Nos últimos meses, a ferramenta passou a ser alvo de pressão internacional após usuários denunciarem a geração de imagens sexualizadas não consentidas, inclusive envolvendo mulheres e menores de idade. As críticas se concentram em uma configuração conhecida como “Modo Picante”, que teria facilitado a criação desse tipo de conteúdo. O debate reacende preocupações sobre governança, limites tecnológicos e responsabilidade das empresas de IA em um setor que cresce mais rápido do que a regulação.
Ainda assim, o interesse dos investidores permanece elevado. A rodada contou com aportes de nomes de peso como Valor Equity Partners, Stepstone Group, Fidelity, Qatar Investment Authority, MGX e Baron Capital Group, além do apoio estratégico da Nvidia, que fornecerá chips e software para a expansão da infraestrutura da xAI. A participação da gigante dos semicondutores reforça a aposta no potencial tecnológico da empresa, apesar das controvérsias.
A xAI destacou que 2025 foi um ano decisivo para sua consolidação. Em Memphis, nos Estados Unidos, a companhia ativou os supercomputadores Colossus I e II, que juntos abrigam mais de um milhão de GPUs de alto desempenho. Esses equipamentos são considerados o coração da nova geração de modelos de IA, permitindo treinos em larga escala e respostas em tempo real.
No campo dos produtos, a empresa lançou recentemente o Grok 4 e o Grok Voice, um agente de voz em tempo real já integrado a veículos da Tesla. Segundo a xAI, seus serviços alcançam cerca de 600 milhões de usuários ativos mensais, impulsionados pela integração com a plataforma X, antiga Twitter. O próximo passo já está em andamento: o treinamento do Grok 5, que promete avanços em linguagem, multimodalidade e velocidade.

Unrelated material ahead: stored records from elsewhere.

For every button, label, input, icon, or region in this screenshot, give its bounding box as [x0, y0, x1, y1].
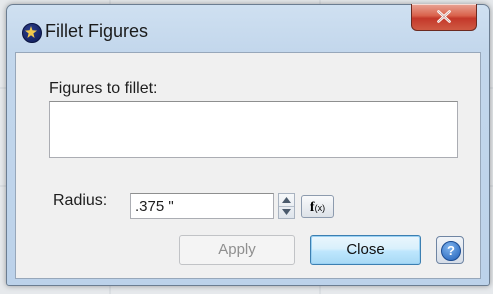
function-button[interactable]: f(x): [301, 195, 334, 218]
dialog-body: Figures to fillet: Radius: f(x) Apply Cl…: [15, 52, 481, 279]
arrow-up-icon: [282, 197, 291, 203]
apply-button[interactable]: Apply: [179, 235, 295, 265]
help-icon: ?: [441, 241, 461, 261]
figures-to-fillet-label: Figures to fillet:: [49, 80, 158, 97]
title-bar[interactable]: Fillet Figures: [7, 4, 489, 53]
window-title: Fillet Figures: [45, 21, 149, 41]
spin-down-button[interactable]: [279, 206, 294, 218]
radius-input[interactable]: [130, 193, 274, 219]
fillet-figures-dialog: Fillet Figures Figures to fillet: Radius…: [6, 4, 490, 286]
window-close-button[interactable]: [411, 4, 477, 31]
radius-spinner: [278, 193, 295, 219]
arrow-down-icon: [282, 209, 291, 215]
function-arg: (x): [314, 203, 326, 213]
star-compass-icon: [22, 23, 42, 43]
close-button[interactable]: Close: [310, 235, 421, 265]
help-button[interactable]: ?: [436, 236, 464, 264]
close-icon: [437, 10, 451, 23]
figures-selection-box[interactable]: [49, 101, 458, 158]
radius-label: Radius:: [53, 192, 108, 209]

O caso da xAI ilustra o paradoxo que marca a atual fase da inteligência artificial: enquanto os investimentos atingem cifras históricas, crescem também as cobranças por responsabilidade, transparência e controle. Entre inovação acelerada e riscos sociais, o setor segue avançando em terreno sensível — onde bilhões de dólares convivem com dilemas ainda sem resposta clara.